Como se fala das crianças e das suas famílias sobre um bom Pai?
- As mais importantes são as "experiências do bem" que as crianças têm, mesmo antes de serem capazes de compreender o facto religioso ou a pessoa de Deus. Ser amado, perdoado, celebrado... São experiências que podem ser feitas em qualquer idade e que constituem o substrato necessário para poder compreender a acção de Deus como um bom Pai.
Existe conforto espiritual para as crianças e suas famílias em tais situações? complicado?
- Há conforto se houver aceitação. E a aceitação não pressupõe a compreensão. Se for entendido, ajuda, mas isto é muito difícil de compreender. O que se pode fazer é aceitar mesmo que não se compreenda. Para lamentar de uma forma saudável, é preciso trabalhar no cumprimento e aceitação.
Para além de cuidados médicos altamente especializados, o que é que as crianças em cuidados paliativos mais precisam? E o que é que os familiares mais precisam?
- Têm de ser considerados e tratados como pessoas. Desta forma, o que é importante para eles, para além da própria doença, é tido em conta. O bem da pessoa é mais importante do que o que lhe acontece por causa da sua doença. Além disso, o que é bom para o paciente muda com o tempo, dependendo da evolução da sua doença, das suas limitações, das suas expectativas e das suas hipóteses de responder ao tratamento. Os membros da família também precisam de ser acolhidos, aceites e acompanhados por profissionais, que agem sem preconceitos e tentam ter em conta o que é importante para eles, desde que isso não se sobreponha ao bem da criança.
Quantas crianças em Espanha necessitam de cuidados paliativos, e acha que há investimento suficiente por parte das autoridades para satisfazer as necessidades de tantas crianças?
- Em Espanha há 25.000 crianças a precisar de cuidados paliativos. Mais de 80% não o recebem. Mas hoje em dia não há equidade na prestação de cuidados. Depende de onde se vive e da doença que se tem. E isto apesar do facto de, pelo menos desde 2014, as recomendações do Ministério da Saúde sobre o que fazer são claras.

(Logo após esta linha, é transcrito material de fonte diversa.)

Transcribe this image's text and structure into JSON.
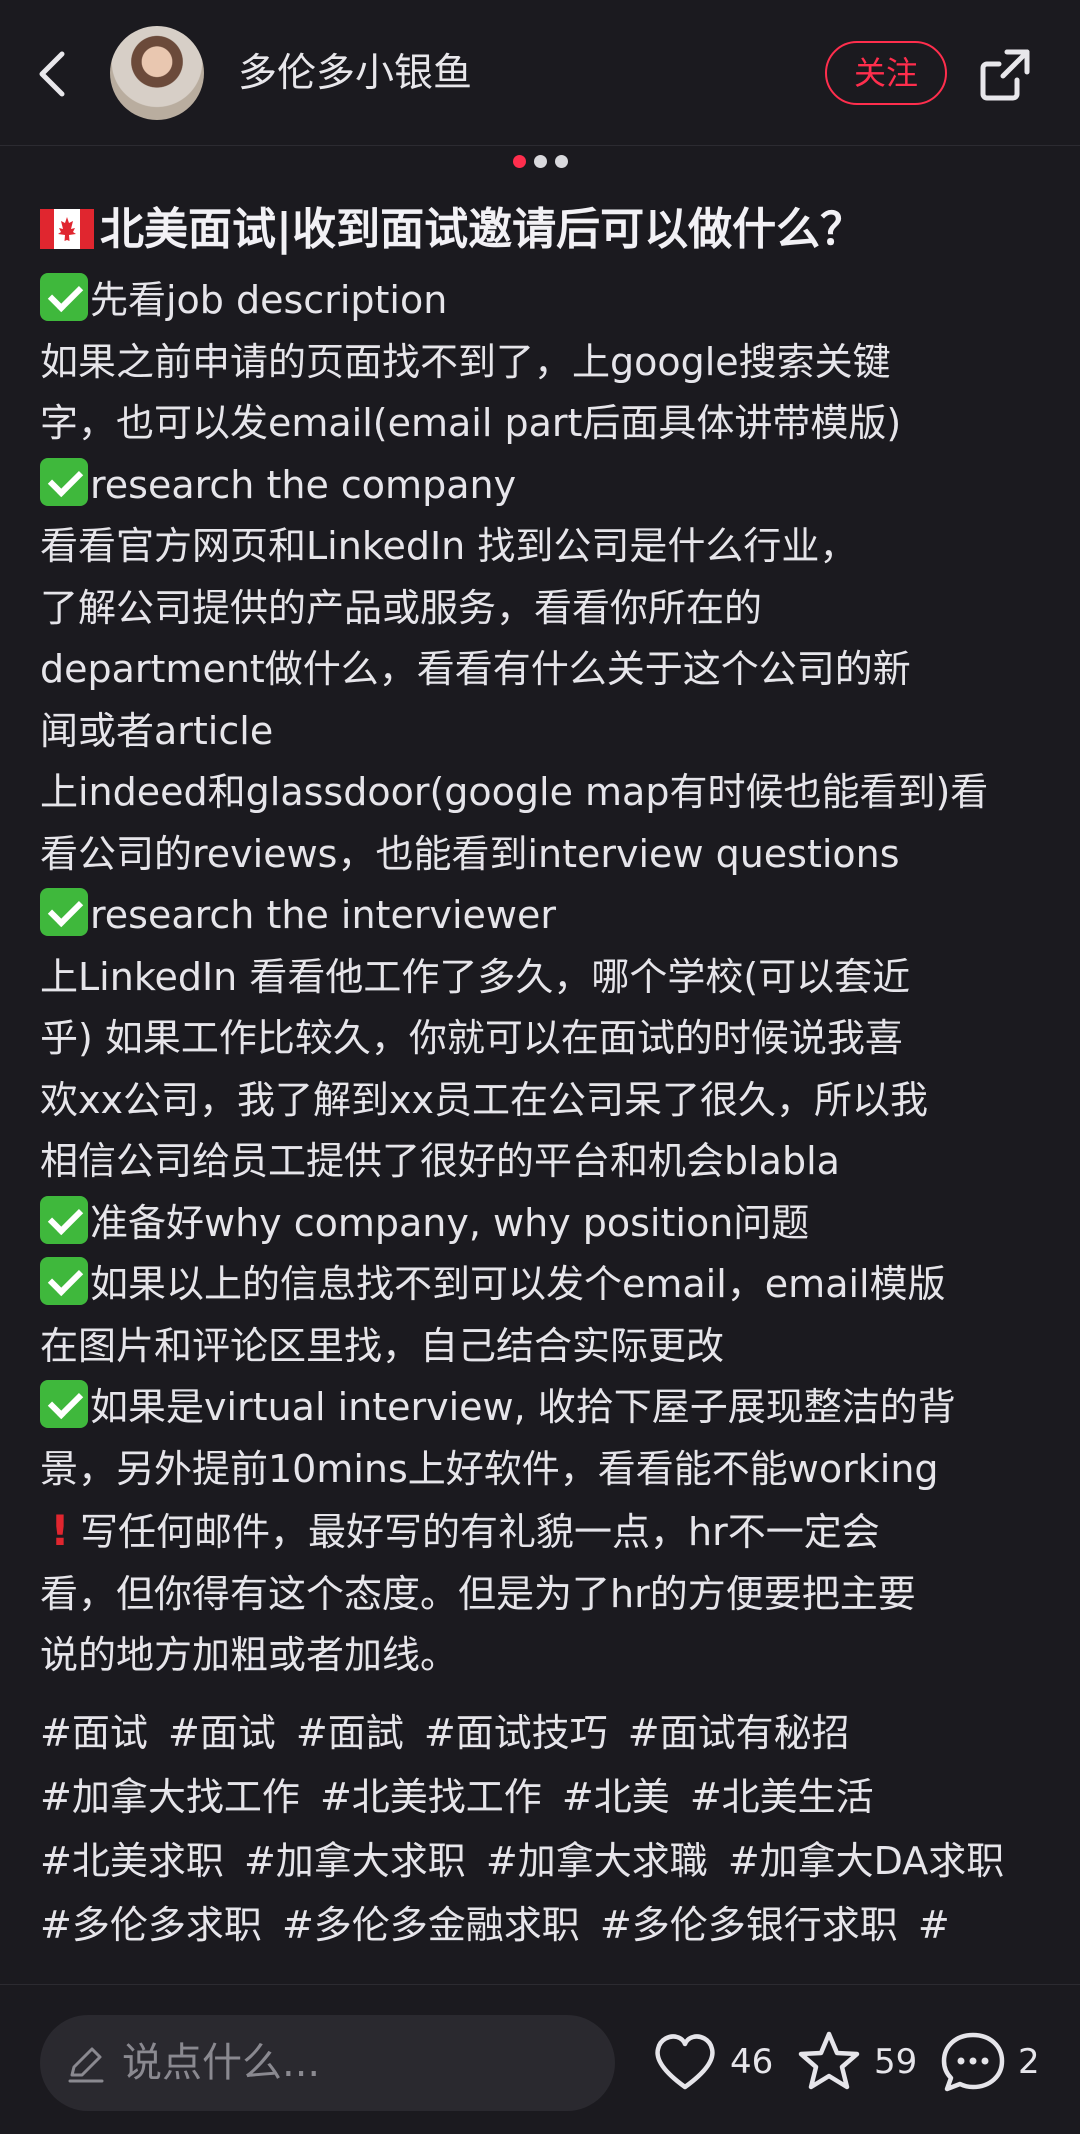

Como se compara a situação dos cuidados paliativos pediátricos em Espanha com a Europa?
- Por um lado, não é mau porque cada vez mais equipas estão a ser gradualmente constituídas, principalmente devido à motivação e empenho dos profissionais. Por outro lado, no entanto, existe uma falta de instituições sociais e de cuidados de saúde, como existe para os adultos, para prestar apoio nestas fases da vida. Além disso, a formação exigida não é reconhecida e é ministrada através de estudos de pós-graduação.
O que é que falta neste campo?
- Há uma falta de reconhecimento social desta realidade. Há crianças que morrem. Muitos após anos de evolução da doença. Toda a família é afectada. Nos cuidados paliativos pediátricos, o tempo é contra o tempo. Tornar-se meses ou anos mais velho significa ficar pior e aproximar-se da morte. Para um grande número de pacientes, fazer 18 anos é um salto no escuro, uma vez que o sistema é rígido e a idade prevalece sobre as características clínicas do paciente, a fim de lhes dar os cuidados de que necessitam. Há crianças de 20 anos de idade que pesam 20 quilos que estão em fraldas desde o nascimento e precisam de ser cuidadas, alimentadas e mobilizadas. Há ainda muito a fazer.